Segunda pergunta… o melancólico regresso à infância, se pensava nisso agora que o cabelo falta e a barriga sobra. Lá arrisquei um ou outro lugar-comum. E sentado aqui, ao computador, voltei ao tema, um dos meus preferidos.

Engraçado.

O que me acontece acredito suceder à maioria das pessoas, a si quase aposto. Nas noites mais longas, de insónias, voltamos a imagens que parecem pertencer a outras vidas. Coisas vividas por pessoas que, apesar de muito parecidas connosco, não são o que nos tornámos. Tornar à infância é um exercício entre o que julgamos que sentimos e o que queremos empolar de positivo ou esquecer de negativo. Vejo-me na fotografia de outros tempos; que laços me ligam àquele miúdo de sorriso triste? Sou um fantasma dele ou ele uma presença na minha? Ontem, apeteceu-me voltar a ser o pequeno Luís. Regressar atrás. Fechei então os olhos ao ouvir a buzina do tio Manel – não demorei a escutar os passos da avó Joaquina que, como sempre, se levantou do sofá e foi à rua dar um beijinho ao seu mais velho. Muitas vezes não sei se me levanto também, se acendo a luz e calço qualquer coisa para os reencontrar. Deixo-me sempre ficar, a verdade é essa. Ainda não, penso sempre.

Estranhos pensamentos.

Próprios de estar sozinho, mesmo com os outros. Na solidão, o silêncio ensurdece. Qualquer ruído parece sempre demasiado distante ou demasiado próximo – quando o ouvimos longe julgamos ser uma metáfora do que sentimos, quando o pressentimos perto pensamos serem fantasmas ou a nossa cabeça. Na solidão morre-se assim. Umas vezes acompanhados, noutras vezes, sozinhos. Sim. Podemos asfixiar de solidão com gente à volta e uma cama partilhada. E podemos viver tranquilos estando absolutamente sozinhos. A solidão é democrática e silenciosa. E é sempre nela que regressamos à infância.

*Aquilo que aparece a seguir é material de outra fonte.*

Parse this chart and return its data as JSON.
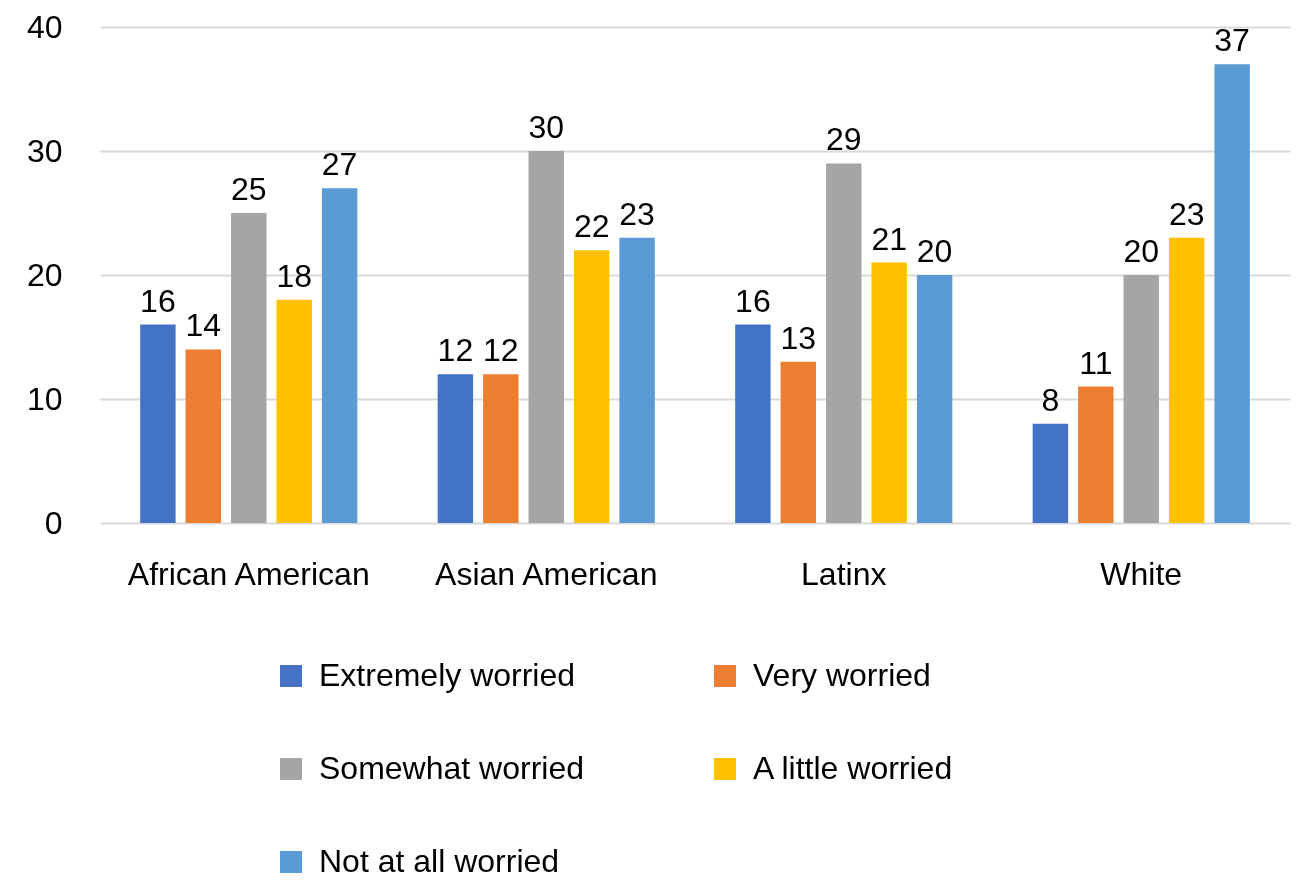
{
  "chart_data": {
    "type": "bar",
    "categories": [
      "African American",
      "Asian American",
      "Latinx",
      "White"
    ],
    "series": [
      {
        "name": "Extremely worried",
        "color": "#4472c4",
        "values": [
          16,
          12,
          16,
          8
        ]
      },
      {
        "name": "Very worried",
        "color": "#ed7d31",
        "values": [
          14,
          12,
          13,
          11
        ]
      },
      {
        "name": "Somewhat worried",
        "color": "#a5a5a5",
        "values": [
          25,
          30,
          29,
          20
        ]
      },
      {
        "name": "A little worried",
        "color": "#ffc000",
        "values": [
          18,
          22,
          21,
          23
        ]
      },
      {
        "name": "Not at all worried",
        "color": "#5b9bd5",
        "values": [
          27,
          23,
          20,
          37
        ]
      }
    ],
    "ylim": [
      0,
      40
    ],
    "yticks": [
      0,
      10,
      20,
      30,
      40
    ],
    "grid": "y",
    "legend": "bottom",
    "data_labels": true
  }
}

Campo mágico esse. Para onde 'viajo' quando estou com eles. Quando lhes conto histórias que menosprezam fazendo-me sentir que pertenço a um outro filme, torno ao que fui e concluo que me fazem o que fiz aos meus. Um dia os meus netos farão o mesmo. É bom que se habituem à ideia. E que recusem a irritante ideia de que devem fazer o que está predeterminado, o que os outros esperam que façam, dizer as palavras certas, escutar reverentemente, usar os mesmos perfumes, roupas, ler os mesmos livros, canções, equações, votar nos mesmos partidos, frequentar os mesmos restaurantes, não pensar pela cabeça que apenas a eles pertence. Que recusem essa ideia. Se o fizerem está tudo bem. Isso disse-lhes no almoço, digo-lhes sempre que posso.